It's interesting to see another of the high-powered Chinese startups I wrote about in Startup Asia -- Shanghai-based eHi Car Rental Services -- go public in New York. The leading Chinese car rental service eHi debuted on the NYSE on November 18, raising $120 million, the first IPO to tap into the China economy since Alibaba in September.
I remember meeting the founder and CEO of eHi, Ray Zhang, a classic returnee to China with Silicon Valley entrepreneurial experience and computer science smarts, at his Shanghai office in 2010. At that time, the operation he founded in 2006 was small but was on an exceptionally fast-growth track, expanding by 200 percent annually but still unprofitable. It still is losing money, by the way, despite taking in loads of venture capital and strategic investment while chasing the growth opportunity in China.
The son of a schoolteacher and scholar on Sino-US relations at the Hoover Institute on the campus of Stanford University, business didn’t seem to be a natural path for Zhang. But then again, how many opportunities come along to be in the driver’s seat on a fast-growth, still largely undeveloped market in the world’s fastest-growing economy? Zhang, an executive MBA graduate from the highly regarded CEBIS in Shanghai, knows eHi's success depends on precise execution, timing and plenty of financing and strategic deals.
Zhang raised $5 million from Qiming Venture Partners and its then-U.S. affiliate, Ignition Partners in 2008. He brought in $19 million more in 2009 from CDH and JAFCO Asia, plus the two prior investors, and picked up a $70 million investment from Goldman Sachs as it geared up to go public. It was GGV Capital venture capitalist and eHi board member Hans Tung (then at Qiming) who introduced me to Ray in 2009, and in 2010, I invited Ray to be a featured speaker at a Silicon Dragon forum in Shanghai.

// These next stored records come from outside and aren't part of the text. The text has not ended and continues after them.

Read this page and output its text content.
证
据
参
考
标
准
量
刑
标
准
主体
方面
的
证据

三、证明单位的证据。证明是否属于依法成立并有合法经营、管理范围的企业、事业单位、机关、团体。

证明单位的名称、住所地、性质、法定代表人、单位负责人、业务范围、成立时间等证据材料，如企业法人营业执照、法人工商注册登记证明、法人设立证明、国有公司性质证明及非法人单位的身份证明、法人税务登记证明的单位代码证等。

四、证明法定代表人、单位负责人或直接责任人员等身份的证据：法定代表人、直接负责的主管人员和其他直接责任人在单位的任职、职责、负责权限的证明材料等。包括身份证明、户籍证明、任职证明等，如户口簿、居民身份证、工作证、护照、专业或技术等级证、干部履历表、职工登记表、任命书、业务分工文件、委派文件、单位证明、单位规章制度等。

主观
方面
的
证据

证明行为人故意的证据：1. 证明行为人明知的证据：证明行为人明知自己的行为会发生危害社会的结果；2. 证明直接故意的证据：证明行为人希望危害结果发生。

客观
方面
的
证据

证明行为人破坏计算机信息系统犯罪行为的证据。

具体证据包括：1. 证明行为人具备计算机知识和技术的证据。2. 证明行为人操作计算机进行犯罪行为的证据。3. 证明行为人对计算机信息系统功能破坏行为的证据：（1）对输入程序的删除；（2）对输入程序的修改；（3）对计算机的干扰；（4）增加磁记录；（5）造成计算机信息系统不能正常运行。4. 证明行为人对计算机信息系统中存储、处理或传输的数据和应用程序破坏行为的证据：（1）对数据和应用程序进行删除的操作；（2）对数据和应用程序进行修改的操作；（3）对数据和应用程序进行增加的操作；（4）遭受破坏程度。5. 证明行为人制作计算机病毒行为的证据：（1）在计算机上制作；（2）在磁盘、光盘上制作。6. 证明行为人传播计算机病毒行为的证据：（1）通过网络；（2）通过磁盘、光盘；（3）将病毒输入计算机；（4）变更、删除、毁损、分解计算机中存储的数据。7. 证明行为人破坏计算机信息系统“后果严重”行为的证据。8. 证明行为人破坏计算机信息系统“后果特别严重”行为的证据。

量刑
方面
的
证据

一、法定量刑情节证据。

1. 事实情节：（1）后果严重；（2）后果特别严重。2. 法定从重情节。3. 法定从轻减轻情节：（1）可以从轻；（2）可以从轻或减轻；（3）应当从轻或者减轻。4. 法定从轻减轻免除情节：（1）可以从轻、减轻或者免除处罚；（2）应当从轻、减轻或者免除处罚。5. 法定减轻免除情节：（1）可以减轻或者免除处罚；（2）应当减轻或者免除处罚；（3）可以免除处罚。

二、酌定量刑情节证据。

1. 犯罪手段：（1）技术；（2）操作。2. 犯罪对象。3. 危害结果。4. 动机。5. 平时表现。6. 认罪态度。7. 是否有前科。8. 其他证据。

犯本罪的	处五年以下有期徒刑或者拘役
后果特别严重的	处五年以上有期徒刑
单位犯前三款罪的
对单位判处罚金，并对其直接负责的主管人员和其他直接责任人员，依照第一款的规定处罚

Gathering momentum, in 2012,
Fast forward to today, it has not been the smoothest path to an IPO for eHi, but then few from China are without bumps. eHi's NYSE listing was postponed for two days while allegations of misrepresenting financial performance and car fleet size were reviewed, and later discredited, according to Xinhua news reports. The stock traded down 2.5% at $11.70 for the initial day of trading and has stayed in that range to close at $11.64 five days later (today).
eHi, which provides car rentals and chauffer-driven cars in dozens of cities across China, booked $111 million in sales for the twelve-month period ending June 30, 2014. Revenues were up 48 percent to $62 million while losses checked in at $3.3 million for the last six month period ending June.
The car rental market in China has been growing by 30 percent annually from 2009 to 2013, and is expected to double to $8.2 billion by 2017. It remains a fragmented market, a further signal of opportunity for eHi.